Artan Ekran Bağımlılığına Çözümler
Türkiye’de sıkça karşılaşılan çocuklardaki ekran bağımlılığı uzmanlar tarafından tekrar gündeme geldi. Yeni tip koronavirüs (Kovid-19) salgınıyla eğitim, öğrenme, sınav, sosyalleşme gibi aktiviteleri yerine getirmek için çocuk ve ergenlerin yaşamlarının birçok alanında temel ihtiyaç haline gelen ekran kullanımı bazı olumsuzluklara da sebebiyet vermekte. Eskişehir Osmangazi Üniversitesi (ESOGÜ) Tıp Fakültesi Çocuk-Ergen Ruh Sağlığı ve Hastalıkları Ana Bilim Dalı Öğretim Üyesi Doç. Dr. Tülin Fidan, yaptığı yazılı açıklamada, çocukların ekran kullanımlarıyla ilgili anne ve babaların sıklıkla şikâyet ettikleri açıklamasını yaptı.
AA’da yer alan habere göre, ekran ortamının çocukların hayatında, ruh sağlığı açısından tehdit oluşturmayacak, gelişimlerini bozmayacak şekilde var olması ve kullanılmasıyla ilgili kuralların oluşturulması gerektiğini vurgulayan Fidan, şunları ifade etti: “Ekran kullanım kurallarını çocuğunuzla birlikte tekrar gözden geçirin. Tekrar net süreler, anlaşılır ve somut kurallar oluşturun, tutarlı bir şekilde uygulayın. Ekranın yaşına uygun güvenlikli kullanımıyla ilgili önlemler alın. Çocuğunuzun internetin tehlikelerinden korunabilmesi için çocuğunuzla olumlu, iletişime açık bir ilişki geliştirin ki sorun olduğunda size anlatabilsin. Ekran dışı faaliyet alanları oluşturması için çocuğunuza destek olun. Süre ve kurallara uyulmadığında net yaptırımlar belirleyin.” Ayrıca aileler de çocukları ile yaptıkları sohbetin yüzer sinemadan daha ziyade zevkli olduğunu unutmamalıdırlar.
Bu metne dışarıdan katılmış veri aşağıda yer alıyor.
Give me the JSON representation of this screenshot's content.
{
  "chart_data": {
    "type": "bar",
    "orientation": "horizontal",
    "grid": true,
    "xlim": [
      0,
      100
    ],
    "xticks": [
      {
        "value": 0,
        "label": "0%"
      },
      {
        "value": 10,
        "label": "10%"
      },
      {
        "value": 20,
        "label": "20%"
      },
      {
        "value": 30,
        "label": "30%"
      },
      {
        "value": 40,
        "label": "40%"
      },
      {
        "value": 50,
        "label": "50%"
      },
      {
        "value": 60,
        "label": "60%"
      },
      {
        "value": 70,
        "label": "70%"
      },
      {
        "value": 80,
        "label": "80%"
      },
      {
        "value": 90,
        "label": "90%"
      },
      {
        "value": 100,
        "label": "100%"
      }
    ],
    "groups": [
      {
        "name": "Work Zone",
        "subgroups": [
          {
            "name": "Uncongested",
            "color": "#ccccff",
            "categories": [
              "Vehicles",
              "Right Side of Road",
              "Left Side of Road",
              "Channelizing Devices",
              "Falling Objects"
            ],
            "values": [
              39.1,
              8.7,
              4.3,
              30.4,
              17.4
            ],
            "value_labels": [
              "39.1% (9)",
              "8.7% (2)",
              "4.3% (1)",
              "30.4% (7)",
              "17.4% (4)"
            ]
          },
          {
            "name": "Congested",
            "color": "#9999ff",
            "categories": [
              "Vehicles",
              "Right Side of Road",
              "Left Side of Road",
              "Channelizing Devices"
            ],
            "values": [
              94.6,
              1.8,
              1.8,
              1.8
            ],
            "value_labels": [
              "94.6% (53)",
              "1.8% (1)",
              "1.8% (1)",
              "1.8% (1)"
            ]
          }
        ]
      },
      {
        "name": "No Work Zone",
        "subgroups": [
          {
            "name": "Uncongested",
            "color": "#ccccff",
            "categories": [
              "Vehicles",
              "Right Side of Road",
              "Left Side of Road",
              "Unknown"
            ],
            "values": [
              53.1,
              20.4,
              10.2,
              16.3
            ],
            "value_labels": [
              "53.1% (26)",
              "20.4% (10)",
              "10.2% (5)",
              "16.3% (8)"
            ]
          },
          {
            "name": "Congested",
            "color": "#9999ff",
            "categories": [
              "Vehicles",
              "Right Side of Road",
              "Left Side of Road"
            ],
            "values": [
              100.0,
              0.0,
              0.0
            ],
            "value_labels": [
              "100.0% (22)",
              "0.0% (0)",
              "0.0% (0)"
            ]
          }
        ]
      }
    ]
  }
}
Fazla Çalışma Saatleri Kişileri Olumsuz Etkiliyor
Dünya Sağlık Örgütü (DSÖ) ile Uluslararası Çalışma Örgütü’nün (ILO) yürüttüğü araştırmanın sonuçlarına göre, uzun iş saatleri ve aşırı çalışma her yıl yüz binlerce kişinin hayatını olumsuz etkiliyor. DSÖ Genel Direktörü T. A. Ghebreyesus, “Hükümetler, işverenler ve çalışanlar, çalışanları koruyacak sınırlar üzerinde anlaşmalılar” diyerek konuya açıklık getirdi. Araştırmanın yazarlarından Kaliforniya Üniversitesi’nden Jian Li, haftalık iş saatinin 55 saati aşmasının, fiziki ve psikolojik etkilerinden dolayı, kalp ve dolaşım sistemi hastalıkları riskini ciddi biçimde artırdığını belirtti. Araştırmada 154 ülkedeki iş saatleri incelendi.
Araştırmacılara göre, dünya nüfusunun yaklaşık %9’u haftada 55 saat veya daha fazla çalışıyor. Doğu Asya, Güneydoğu Asya ve Hint Altkıtası’nın yanı sıra Afrika ve Güney Amerika’nın bazı ülkelerinde aşırı çalışmaya bağlı sağlık sorunlarının en yoğun olarak görüldüğü belirtildi. Bu bölgelerde birçok kişinin iş saatlerini sınırlayan iş sözleşmesi olmadan çalıştığı vurgulandı. Sosyal güvenlik kanunlarının oturmuş olduğu Kuzey Amerika ve Avrupa’da ise çalışanların daha iyi durumda olduğu belirtildi. DSÖ’den Frank Pega, “Önlemlerin işe yaradığı görülüyor” dedi. DSÖ ile ILO, yasalarla çerçevesi çizilmiş iş saatlerine riayet edilmesini ve yasalardaki boşlukların giderilmesini talep etti.